The right to life DOES NOT include the "right" to die, in fact it expressly excludes it.
Rationing is a required part of government run health care. But there are two kinds of government health care. That which exists for just the poor and indigent; and that which tries to take over all medical care.
Rationing the health care for the poor and indigent makes sense, because taxpayers are picking up the dime, and while they are usually willing to give the poor *some* degree of care, so they’re not dying in the gutter of hideous diseases, they want strict, rational limits to that care.
This begins with a simple list of all medical procedures, which has just three headings.
First, the name of the procedure. Second, how expensive it is. And third, how well does it work?
Oddly enough, there are many medical procedures and surgeries that do not work at all, or work so poorly that they are not worth it. And some of these are extremely expensive.
So if they don’t work, and are terribly expensive, why are the taxpayers paying for them? This is a real rationing decision.
For example, replacing the heart, lungs, and other internal organs of a very premature infant almost never works. And it can cost millions of dollars.
Were that money *not* to be spent, it could be used to provide prenatal care for hundreds, or even thousands of women. And here’s the zinger: with prenatal care, the number of extremely premature infants that need extensive organ replacement drops almost to zero.
So, by eliminating this procedure altogether, the procedure is no longer needed.
But again, this is taxpayer money, so it should be up to the taxpayers, not the government, to determine how generous they want to be.
Another deathbot, eh?
This article is about the medical community deciding to murder this child.
The *right to die* argument does not apply here. A three month old has no capacity to choose therefore someone *chooses* for her.
The only one who has the right to decide when our time is up is God. Period. End of story. It is not our decision either.
AGREED.
imho,
GOD IS THE ABSOLUTE BOSS IN THAT DEPARTMENT
and does NOT take kindly to HIS role in the matter being usurped
by
anyone.
Thanks for the ping!
Well, that is your opinion, and of course you have a right to it. But, I hold a different opinion and I hope you respct that even if you disagree.....Anybody else?
Nobody can stop anyone from taking or trying to take their OWN life.

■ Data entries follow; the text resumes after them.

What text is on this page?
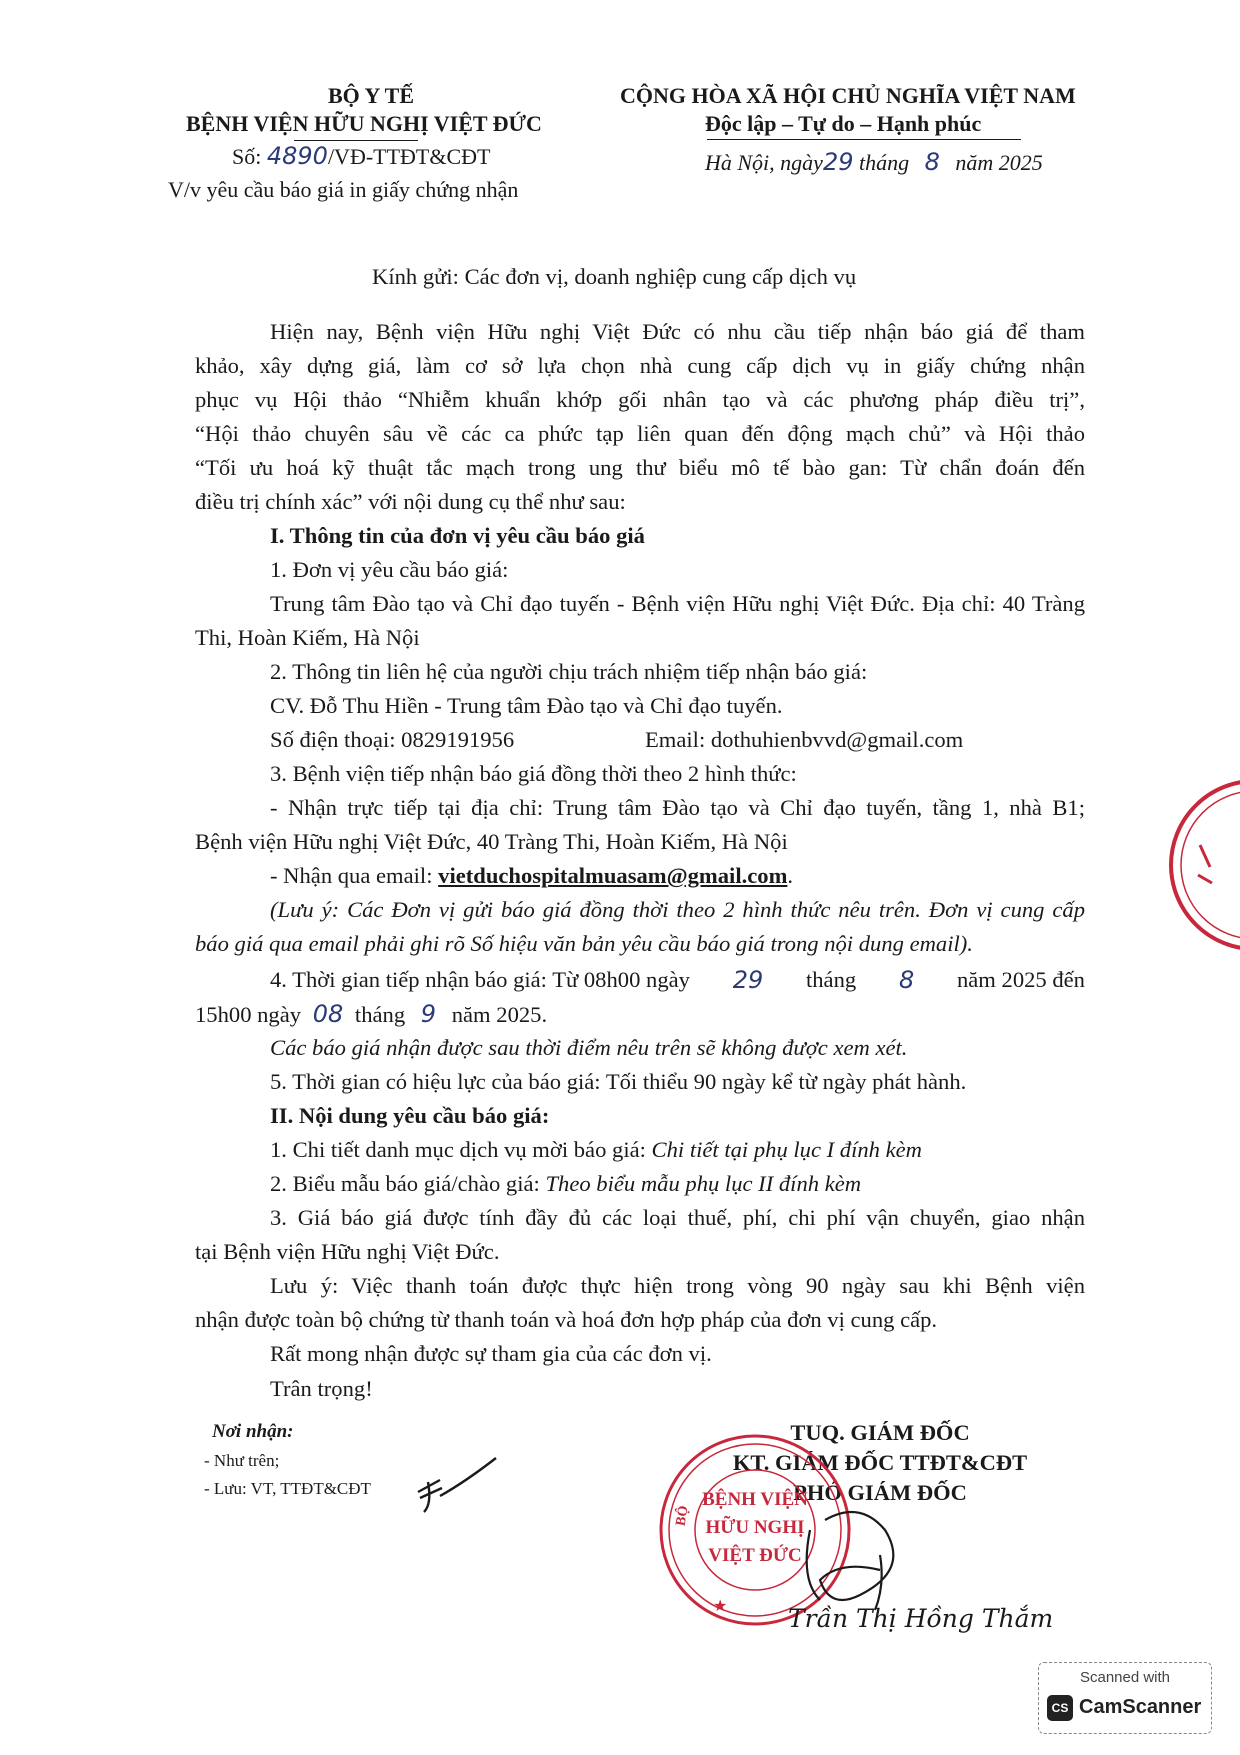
BỘ Y TẾ
BỆNH VIỆN HỮU NGHỊ VIỆT ĐỨC
Số: 4890/VĐ-TTĐT&CĐT
V/v yêu cầu báo giá in giấy chứng nhận
CỘNG HÒA XÃ HỘI CHỦ NGHĨA VIỆT NAM
Độc lập – Tự do – Hạnh phúc
Hà Nội, ngày29 tháng 8 năm 2025
Kính gửi: Các đơn vị, doanh nghiệp cung cấp dịch vụ
Hiện nay, Bệnh viện Hữu nghị Việt Đức có nhu cầu tiếp nhận báo giá để tham
khảo, xây dựng giá, làm cơ sở lựa chọn nhà cung cấp dịch vụ in giấy chứng nhận
phục vụ Hội thảo “Nhiễm khuẩn khớp gối nhân tạo và các phương pháp điều trị”,
“Hội thảo chuyên sâu về các ca phức tạp liên quan đến động mạch chủ” và Hội thảo
“Tối ưu hoá kỹ thuật tắc mạch trong ung thư biểu mô tế bào gan: Từ chẩn đoán đến
điều trị chính xác” với nội dung cụ thể như sau:
I. Thông tin của đơn vị yêu cầu báo giá
1. Đơn vị yêu cầu báo giá:
Trung tâm Đào tạo và Chỉ đạo tuyến - Bệnh viện Hữu nghị Việt Đức. Địa chỉ: 40 Tràng
Thi, Hoàn Kiếm, Hà Nội
2. Thông tin liên hệ của người chịu trách nhiệm tiếp nhận báo giá:
CV. Đỗ Thu Hiền - Trung tâm Đào tạo và Chỉ đạo tuyến.
Số điện thoại: 0829191956	Email: dothuhienbvvd@gmail.com
3. Bệnh viện tiếp nhận báo giá đồng thời theo 2 hình thức:
- Nhận trực tiếp tại địa chỉ: Trung tâm Đào tạo và Chỉ đạo tuyến, tầng 1, nhà B1;
Bệnh viện Hữu nghị Việt Đức, 40 Tràng Thi, Hoàn Kiếm, Hà Nội
- Nhận qua email: vietduchospitalmuasam@gmail.com.
(Lưu ý: Các Đơn vị gửi báo giá đồng thời theo 2 hình thức nêu trên. Đơn vị cung cấp
báo giá qua email phải ghi rõ Số hiệu văn bản yêu cầu báo giá trong nội dung email).
4. Thời gian tiếp nhận báo giá: Từ 08h00 ngày 29 tháng 8 năm 2025 đến
15h00 ngày 08 tháng 9 năm 2025.
Các báo giá nhận được sau thời điểm nêu trên sẽ không được xem xét.
5. Thời gian có hiệu lực của báo giá: Tối thiểu 90 ngày kể từ ngày phát hành.
II. Nội dung yêu cầu báo giá:
1. Chi tiết danh mục dịch vụ mời báo giá: Chi tiết tại phụ lục I đính kèm
2. Biểu mẫu báo giá/chào giá: Theo biểu mẫu phụ lục II đính kèm
3. Giá báo giá được tính đầy đủ các loại thuế, phí, chi phí vận chuyển, giao nhận
tại Bệnh viện Hữu nghị Việt Đức.
Lưu ý: Việc thanh toán được thực hiện trong vòng 90 ngày sau khi Bệnh viện
nhận được toàn bộ chứng từ thanh toán và hoá đơn hợp pháp của đơn vị cung cấp.
Rất mong nhận được sự tham gia của các đơn vị.
Trân trọng!
Nơi nhận:
- Như trên;
- Lưu: VT, TTĐT&CĐT
TUQ. GIÁM ĐỐC
KT. GIÁM ĐỐC TTĐT&CĐT
PHÓ GIÁM ĐỐC
BỘ
BỆNH VIỆN
HỮU NGHỊ
VIỆT ĐỨC
★ Trần Thị Hồng Thắm
Scanned with
CS CamScanner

The minute that someone else becomes involved in it, it becomes murder.
The whole *right to die* movement is premised on the thought that a person has the right to choose when to die themselves. What’s build on that is that they then have the *right* to have someone *help* or *assist* if you will, them in the process. At that point, it becomes murder with a willing victim.

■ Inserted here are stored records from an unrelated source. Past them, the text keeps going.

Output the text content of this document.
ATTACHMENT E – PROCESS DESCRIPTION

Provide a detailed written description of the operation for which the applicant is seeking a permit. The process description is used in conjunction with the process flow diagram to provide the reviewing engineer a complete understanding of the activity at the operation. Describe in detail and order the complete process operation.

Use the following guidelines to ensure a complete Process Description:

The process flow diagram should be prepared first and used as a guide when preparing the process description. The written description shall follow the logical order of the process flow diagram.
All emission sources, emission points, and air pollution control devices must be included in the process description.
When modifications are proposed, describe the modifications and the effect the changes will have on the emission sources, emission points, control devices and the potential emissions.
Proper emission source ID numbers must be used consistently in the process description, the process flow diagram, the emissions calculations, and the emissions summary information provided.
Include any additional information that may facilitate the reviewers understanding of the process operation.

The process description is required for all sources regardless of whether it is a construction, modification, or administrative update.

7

The government has no business legalizing *assisted suicide* or *right to die* because it is in effect, legalizing certain forms of murder by certain people for certain people (victims). They are preying on those who are vulnerable due to a variety of circumstances, which makes it all the more reprehensible.
*Right to die* WILL become *duty to die*, going from a choice, to an obligation, to a duty. The same slippery slope scenario that happened with abortion and gay rights.
It’s a path we dare not start down on.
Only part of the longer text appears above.